Nietzsche, because his writing style taught me terseness, directness, simplicity of expression. Complex ideas woven into a framework of ponderings. Lorca because his words flow like water and have a surreal but directed sense of abandon. Frank O’Hara because I love his combination of jazz music with abstract expressionism. Milton, because he is the unsurpassable epic poet in English. I love Aeschylus’s Prometheus Bound. The language and allegory are divine. Emerson, because his words flow deeply and smoothly with poetic clarity. Carl Jung, because his ideas are interesting and poetical. He provides a backdrop for a poetic consciousness for me. Dostoevsky, because his ability to empathize with multiple points of view. John Updike’s Midpoint is an immense and golden work, highly ambitious in my opinion. I also love Audre Lorde, Dennis Brutus, Dylan Thomas, H. P. Lovecraft, and Pascal.
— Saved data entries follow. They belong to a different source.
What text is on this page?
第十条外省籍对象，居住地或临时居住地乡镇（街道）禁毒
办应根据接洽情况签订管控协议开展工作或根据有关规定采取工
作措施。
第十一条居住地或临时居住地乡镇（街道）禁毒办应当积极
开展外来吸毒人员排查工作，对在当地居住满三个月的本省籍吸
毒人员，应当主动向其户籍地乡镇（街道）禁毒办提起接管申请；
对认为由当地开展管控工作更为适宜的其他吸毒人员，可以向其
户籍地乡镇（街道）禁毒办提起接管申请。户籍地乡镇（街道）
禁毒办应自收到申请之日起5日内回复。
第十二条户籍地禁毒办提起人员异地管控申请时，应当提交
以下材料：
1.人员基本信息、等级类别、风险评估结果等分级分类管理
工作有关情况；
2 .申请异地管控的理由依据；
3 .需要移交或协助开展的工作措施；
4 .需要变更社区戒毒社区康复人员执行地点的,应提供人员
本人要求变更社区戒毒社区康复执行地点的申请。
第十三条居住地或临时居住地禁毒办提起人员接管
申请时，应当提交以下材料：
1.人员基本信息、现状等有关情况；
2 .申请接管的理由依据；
What are you currently reading?

Ray Jackendoff’s Language, Consciousness and Culture. It’s a new linguistics theory called parallel architecture. Jackendoff was a student of Chomsky’s and eventually saw the problems of universal generative grammar, and developed his own ideas involving generative grammar and neuroscience. Basically a word consists of three elements that combine through interfaces: phonology, syntax, and semantics. He divests himself from the purely syntactical view of grammar. He sees syntax as the accounting system of grammar whereas Chomsky saw it as the ordering system itself. From my understanding, it poses its own problems theoretically but is a development forward in linguistics and neuroscience.

What advice would you give developing writers?

In the words of Samuel Beckett, “Try. Fail. Try again. Fail better.” The more you write, the more disciplined a writer you make yourself into, the better your development will be. You may not write the novel on your first attempt, but each struggle forward builds muscle. Your writing won’t always be what you expect it. Even my long essay “The Cloak of Invisibility” did not contain everything I wanted from it, yet it was something I felt proud of. That’s what writing is about. Accomplishment.


 

About the Author

Dustin Pickering is founder of Transcendent Zero Press, a publishing company based in Houston, Texas. He featured for Houston’s most popular reading series Public Poetry in 2013. He frequently attends Austin International Poetry Festival. He is author of The Daunting Ephemeral and The Future of Poetry is NOW: Bones Picking at Death’s Howl, available on Amazon. His book Salt and Sorrow was published by Chitrangi Publishers in Calcutta, India, and his philosophical prose book A Matter of Degrees was published by Hawakal Publishers in early 2017.